The load_data() function loads data from the specified subdirectory relative to RXD_DATA. For the file_names argument, you can optionally specify the file extensions in the names. If not provided, the function will attempt to search for .rds and .sas7bdat files in the subdirectory and decide which one to load based on the prefer_sas argument when both file types are present. By default, prefer_sas is FALSE, meaning .rds files are preferred due to their smaller file size and faster loading time.

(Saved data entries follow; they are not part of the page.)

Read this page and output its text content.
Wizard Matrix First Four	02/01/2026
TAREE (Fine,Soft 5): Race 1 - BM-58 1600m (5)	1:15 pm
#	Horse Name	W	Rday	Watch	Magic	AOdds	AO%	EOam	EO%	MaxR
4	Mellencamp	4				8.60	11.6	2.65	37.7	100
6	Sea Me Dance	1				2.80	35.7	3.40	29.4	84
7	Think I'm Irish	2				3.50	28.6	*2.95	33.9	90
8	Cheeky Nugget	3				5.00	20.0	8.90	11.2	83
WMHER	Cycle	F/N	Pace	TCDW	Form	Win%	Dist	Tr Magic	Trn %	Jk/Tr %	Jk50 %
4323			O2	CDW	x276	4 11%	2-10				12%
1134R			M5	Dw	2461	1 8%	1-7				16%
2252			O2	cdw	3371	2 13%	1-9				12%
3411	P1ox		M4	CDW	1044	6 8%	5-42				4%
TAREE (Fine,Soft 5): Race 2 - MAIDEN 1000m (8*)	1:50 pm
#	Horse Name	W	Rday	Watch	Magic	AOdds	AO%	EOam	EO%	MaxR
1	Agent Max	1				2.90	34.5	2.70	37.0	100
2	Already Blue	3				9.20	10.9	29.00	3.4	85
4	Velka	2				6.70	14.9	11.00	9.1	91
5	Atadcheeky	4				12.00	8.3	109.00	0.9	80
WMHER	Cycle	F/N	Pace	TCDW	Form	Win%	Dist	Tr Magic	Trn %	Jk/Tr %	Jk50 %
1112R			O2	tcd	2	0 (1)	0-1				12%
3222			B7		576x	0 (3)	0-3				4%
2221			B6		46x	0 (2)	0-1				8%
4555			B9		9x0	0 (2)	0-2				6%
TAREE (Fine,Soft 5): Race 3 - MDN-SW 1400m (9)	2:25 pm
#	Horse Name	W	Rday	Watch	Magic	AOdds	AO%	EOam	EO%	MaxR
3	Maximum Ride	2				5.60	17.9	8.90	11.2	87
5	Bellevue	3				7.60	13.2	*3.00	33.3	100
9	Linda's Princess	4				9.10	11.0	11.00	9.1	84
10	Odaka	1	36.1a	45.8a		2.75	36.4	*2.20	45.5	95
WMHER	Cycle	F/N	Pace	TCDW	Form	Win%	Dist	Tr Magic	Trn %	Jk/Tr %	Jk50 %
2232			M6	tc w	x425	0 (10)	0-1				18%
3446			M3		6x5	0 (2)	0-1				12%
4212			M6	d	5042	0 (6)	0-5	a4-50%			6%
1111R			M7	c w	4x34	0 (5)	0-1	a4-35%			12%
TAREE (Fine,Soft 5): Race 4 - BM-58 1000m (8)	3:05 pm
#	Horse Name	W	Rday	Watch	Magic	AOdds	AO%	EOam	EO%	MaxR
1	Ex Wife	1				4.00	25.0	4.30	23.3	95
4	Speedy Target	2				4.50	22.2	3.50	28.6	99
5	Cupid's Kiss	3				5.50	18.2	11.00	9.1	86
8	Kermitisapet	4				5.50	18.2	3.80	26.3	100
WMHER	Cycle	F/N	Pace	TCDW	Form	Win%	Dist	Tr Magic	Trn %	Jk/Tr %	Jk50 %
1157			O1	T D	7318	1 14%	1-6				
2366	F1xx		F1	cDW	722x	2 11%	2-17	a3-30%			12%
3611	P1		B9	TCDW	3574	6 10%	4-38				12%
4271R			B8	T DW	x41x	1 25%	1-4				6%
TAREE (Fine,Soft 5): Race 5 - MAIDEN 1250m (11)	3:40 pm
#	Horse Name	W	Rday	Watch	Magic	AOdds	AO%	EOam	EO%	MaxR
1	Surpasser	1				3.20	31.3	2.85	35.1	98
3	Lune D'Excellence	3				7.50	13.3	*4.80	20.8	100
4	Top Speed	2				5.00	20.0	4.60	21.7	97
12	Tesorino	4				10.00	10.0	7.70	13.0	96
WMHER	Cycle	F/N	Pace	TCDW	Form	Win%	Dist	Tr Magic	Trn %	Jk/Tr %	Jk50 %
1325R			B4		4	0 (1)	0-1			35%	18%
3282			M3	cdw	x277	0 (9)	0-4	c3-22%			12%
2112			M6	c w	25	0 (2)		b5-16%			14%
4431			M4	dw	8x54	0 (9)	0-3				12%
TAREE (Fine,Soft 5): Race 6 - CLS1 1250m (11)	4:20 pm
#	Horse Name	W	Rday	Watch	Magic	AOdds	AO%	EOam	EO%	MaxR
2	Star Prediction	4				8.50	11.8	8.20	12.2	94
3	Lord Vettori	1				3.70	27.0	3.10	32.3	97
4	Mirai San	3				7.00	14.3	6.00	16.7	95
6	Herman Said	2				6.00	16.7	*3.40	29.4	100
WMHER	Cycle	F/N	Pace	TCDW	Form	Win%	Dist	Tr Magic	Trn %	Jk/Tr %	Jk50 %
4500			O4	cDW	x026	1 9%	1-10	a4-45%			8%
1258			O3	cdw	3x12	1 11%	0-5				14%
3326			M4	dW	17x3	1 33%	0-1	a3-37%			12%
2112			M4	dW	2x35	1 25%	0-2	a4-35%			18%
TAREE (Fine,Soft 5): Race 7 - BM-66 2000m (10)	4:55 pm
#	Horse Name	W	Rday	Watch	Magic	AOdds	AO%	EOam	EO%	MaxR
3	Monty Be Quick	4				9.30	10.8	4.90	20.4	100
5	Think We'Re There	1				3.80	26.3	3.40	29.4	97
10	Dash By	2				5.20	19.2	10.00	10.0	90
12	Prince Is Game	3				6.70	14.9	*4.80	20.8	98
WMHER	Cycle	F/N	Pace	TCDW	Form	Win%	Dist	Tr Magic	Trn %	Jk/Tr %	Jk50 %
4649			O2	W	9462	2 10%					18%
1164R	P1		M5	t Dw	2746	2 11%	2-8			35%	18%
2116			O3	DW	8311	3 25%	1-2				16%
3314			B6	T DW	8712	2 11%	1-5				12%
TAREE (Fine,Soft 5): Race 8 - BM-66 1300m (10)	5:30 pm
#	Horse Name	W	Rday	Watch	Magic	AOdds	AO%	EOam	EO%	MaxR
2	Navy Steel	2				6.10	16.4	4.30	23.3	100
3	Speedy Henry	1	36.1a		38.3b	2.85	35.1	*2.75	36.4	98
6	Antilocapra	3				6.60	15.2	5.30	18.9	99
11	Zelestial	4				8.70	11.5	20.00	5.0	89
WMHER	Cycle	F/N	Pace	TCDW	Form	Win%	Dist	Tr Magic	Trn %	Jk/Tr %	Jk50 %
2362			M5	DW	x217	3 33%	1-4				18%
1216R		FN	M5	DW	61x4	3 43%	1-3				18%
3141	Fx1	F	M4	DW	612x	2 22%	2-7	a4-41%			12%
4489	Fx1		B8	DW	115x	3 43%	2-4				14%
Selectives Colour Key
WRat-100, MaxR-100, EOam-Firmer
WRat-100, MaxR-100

# Set the RXD_DATA environment variable
Sys.setenv(RXD_DATA = "path/to/data/folder")

# Load data from path/to/data/folder/subdir1
load_data(
    sub_dir = "subdir1",
    file_names = c("file1", "file2"),
    prefer_sas = TRUE
)

# Load data from path/to/data/folder/subdir1/subdir2
load_data(
    sub_dir = "subdir1/subdir2",
    file_names = c("file1.rds", "file2.sas7bdat"),
)

Using load_files()

The load_files() function requires you to provide explicit file paths including the file extensions for the data files you want to load. You can optionally provide custom names for the data frames in the returned list.

# Load data files with default names
load_files(
    file_paths = c(
        "path/to/file1.rds",
        "path/to/file2.sas7bdat"
    )
)

# Load data files with custom names
load_files(
    file_paths = c(
        "file1 (rds)" = "path/to/file1.rds",
        "file2 (sas)" = "path/to/file2.sas7bdat"
    )
)

For more details, please refer to the package vignettes and function documentation.